Now the carb body is ready to be soaked in cleaner. After the carb has rested in cleaner for about a half hour, the residue and particles should easily break free with compressed air, a rag and toothbrush. Q-tips can also be used to reach smaller crevices. Use the spray cleaner and hit all the orifices and crevices in the carb to remove any lingering particles.
With the cleaning complete, it’s time to reverse the process and install all the components back on the carb body. Ensure you don’t overtighten critical components like jets and the metering needle.

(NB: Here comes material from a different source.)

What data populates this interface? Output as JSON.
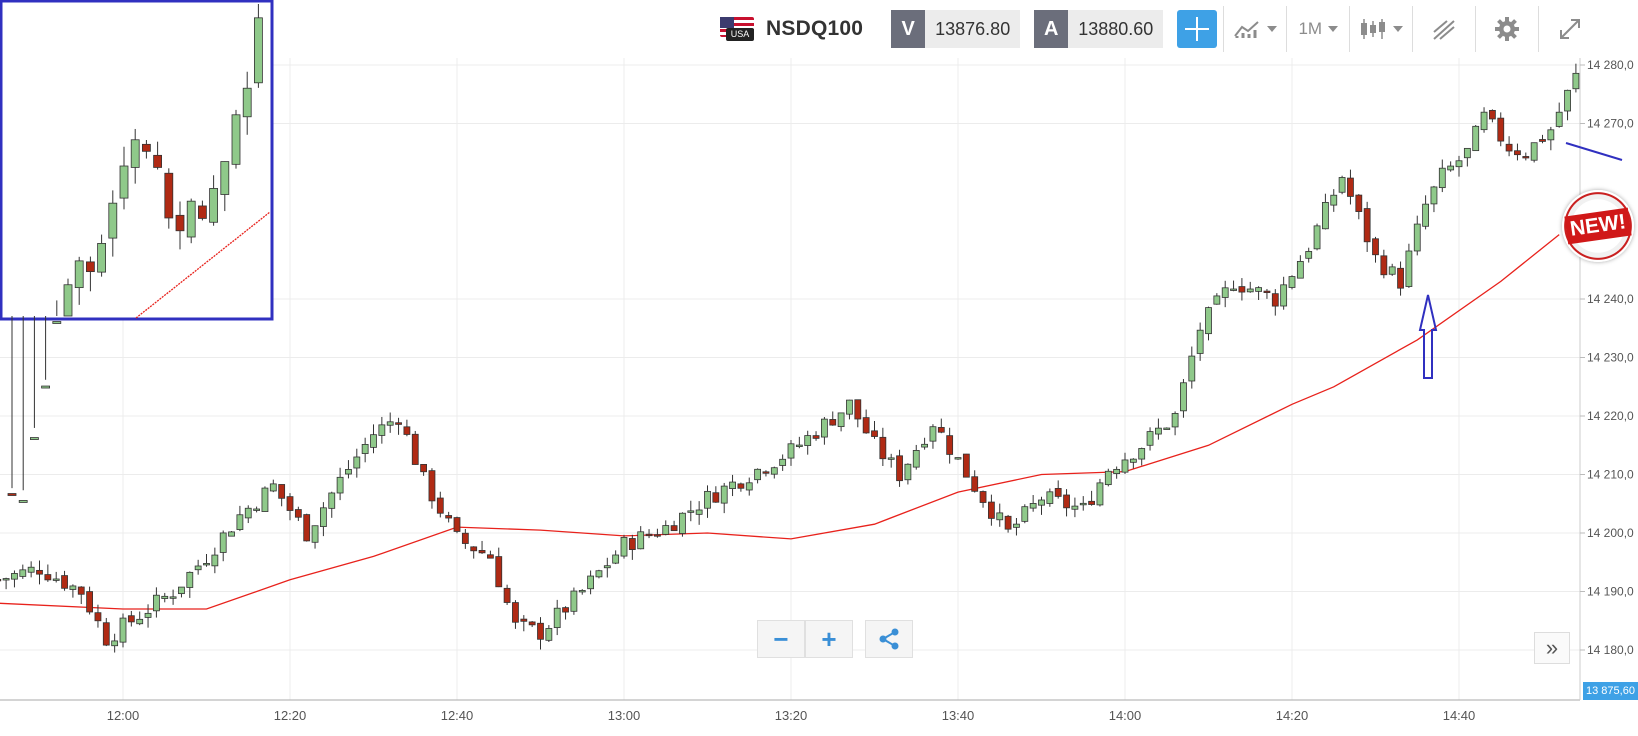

When the service is complete, you should have an easier starting, more responsive and powerful engine. You may be surprised by the power that returns – power you forgot your ATV had. It will be useful power too, for your getaway the next time Ned is in town.
Tools For The Job
You won’t need many tools or supplies for a carb service, but there are a few key things you should have on hand before starting the job.
• The most obvious is carb cleaner. Don’t skimp on generic or unknown brands. Ask around and find a cleaner that does a good job of breaking down and dissolving built-up residue quickly. We’ve had success with Gunk and B-12 Chemtool. You will want a spray carb cleaner and a gallon can to soak parts in overnight — if you plan on doing an in-depth cleaning. The gallon cans usually come with a metal bin that you can suspend parts in, as sediment will break up and fall to the bottom of the can. If you have access to a parts cleaner, even better.
• Soft bristle toothbrush. This is a helpful tool when cleaning jets and scrubbing interior portions of the carb.
• Several small plastic bins or cups to keep important parts separated.
• Compressed air. A can of compressed air will work if you don’t have access to an electric air compressor.
• Shop rags. Carb cleaner is a very abrasive chemical, so have a few rags on hand for any spills or oversprays that might come in contact with vital rubber components.
• Paint marker along with scratch paper and a pencil.
• Jets if considering re-jetting due to altitude or adding a performance exhaust system.